Fortunately for us modern Bible readers, in Ruth, we have a true example of what faithfulness and commitment looks like: Faithfulness transcends future promises.
Note the word ‘faith’ in faithfulness. This reminds me of the powerful testimony of saints in Hebrews 11. From Abel to Abraham, Jacob to Joseph, Rahab to Ruth, wandering men and women of faith at large, they cling on to their faith, regardless of whether they see their promises fulfilled to them.
“And all these, having gained approval through their faith, did not receive what was promised,” (Hebrews 11:39)Ruth received the shorter end of the bargain unwillingly when her husband passed away. She embraced an even shorter end willingly when she chooses to follow her mother-in-law. Faithfulness replaces an indefinite future with a definite commitment to a person.
C) Faithfulness as a Follower of Christ
Let me summarize the four marks of faithfulness.
1. Faithfulness transcends destination;
2. Faithfulness transcends moods;
3. Faithfulness transcends ‘good-old-days’ thinking;
4. Faithfulness transcends fear of an uncertain future.
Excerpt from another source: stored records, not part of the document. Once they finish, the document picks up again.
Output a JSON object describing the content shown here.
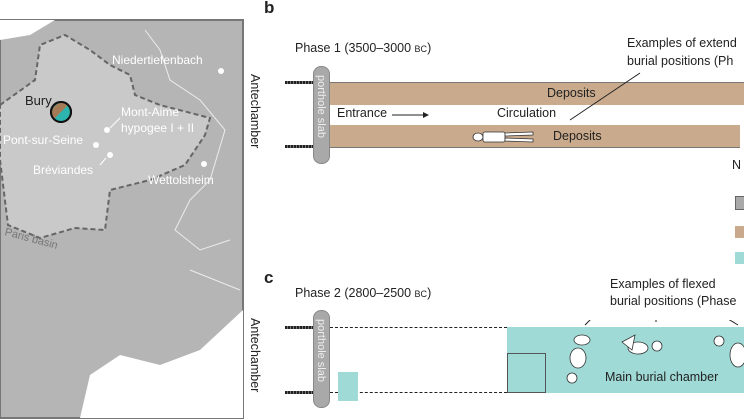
{
  "colors": {
    "deposits": "#c9aa8c",
    "main_chamber": "#9fdad6",
    "map_land": "#b5b5b5",
    "paris_basin": "#c9c9c9",
    "slab": "#a9a9a9"
  },
  "map": {
    "sites": [
      "Bury",
      "Niedertiefenbach",
      "Mont-Aime",
      "hypogee I + II",
      "Pont-sur-Seine",
      "Bréviandes",
      "Wettolsheim"
    ],
    "region": "Paris basin"
  },
  "panel_b": {
    "letter": "b",
    "phase": "Phase 1 (3500–3000 ",
    "phase_era": "BC",
    "antechamber": "Antechamber",
    "slab": "porthole slab",
    "deposits_top": "Deposits",
    "deposits_bottom": "Deposits",
    "entrance": "Entrance",
    "circulation": "Circulation",
    "examples_l1": "Examples of extend",
    "examples_l2": "burial positions (Ph",
    "legend_n": "N"
  },
  "panel_c": {
    "letter": "c",
    "phase": "Phase 2  (2800–2500 ",
    "phase_era": "BC",
    "antechamber": "Antechamber",
    "slab": "porthole slab",
    "examples_l1": "Examples of flexed",
    "examples_l2": "burial positions (Phase",
    "main_chamber": "Main burial chamber"
  }
}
What can we learn from these 4 marks with regards to Christian discipleship? Firstly, Christian discipleship is an act of faithfulness by clinging on to Jesus, regardless of our earthly destinations. Believers of Christ are first and foremost citizens of heaven. Whether we are at home or abroad, or aliens in a foreign land, our citizenship is in heaven. I know of people who cling on to nationalistic fervours relentlessly in the name of patriotism and cultural pride. I do not want to dismiss them. Instead, I want to suggest that unhealthy infatuation with patriotism can turn unruly and unhelpful. Like any culture all over the world, there are good and bad Moravians. There are good and bad Germans. There are good and bad Chinese people. There are also good and bad Westerners. We cannot simply judge a person on their skin colour or country of origin. When our citizenship is in heaven, we learn to see things with a bigger perspective.
Secondly, As a citizen of heaven, we fight against our tendencies to be victimized by our feelings. We aim to do the right thing, whether we feel like it or not. We pledge faithfulness, whether we feel good or not.
Thirdly, as a citizen of heaven, we look at our past with fond memories, but never trapped by good-old-days thinking which can impede our future growth. Take for instance someone who loves the Apple IIe, one of the classic Apple computer products more than 30 years ago. If this person insists stubbornly on using only his Apple IIe everywhere he goes, he would have deprived himself of the latest Apple notebooks, the flashier gadgets which are not only easier to carry but possess greater computing power. A ‘good-old-days’ thinker deceives himself to think that his clunky old Apple IIe can outperform the latest MacBook Pro laptops.
Finally, as a citizen of heaven, we practice faithfulness by braving the future with hope, and fighting any crippling fear of uncertainty. There is no fear in love, for perfect love casts out fear, writes John in his first epistle.
Ruth exemplifies all of these marks of faithfulness. With remarkable courage, she clings on to Naomi and adopts a culture foreign to herself. With passionate pleas, she waylays Naomi’s tears to assure her mother-in-law that she will never leave or forsake her. This she does so honourably not just with words and actions, but her full and total commitment. Now, that is faithfulness.
“When you have come to the edge Of all light that you know And are about to drop off into the darkness Of the unknown, Faith is knowing One of two things will happen: There will be something solid to stand on or You will be taught to fly.” (Patrick Overton)
Thought: Faithfulness is an adventure not to be missed. Why settle for the mediocre when you can be the best that you can be?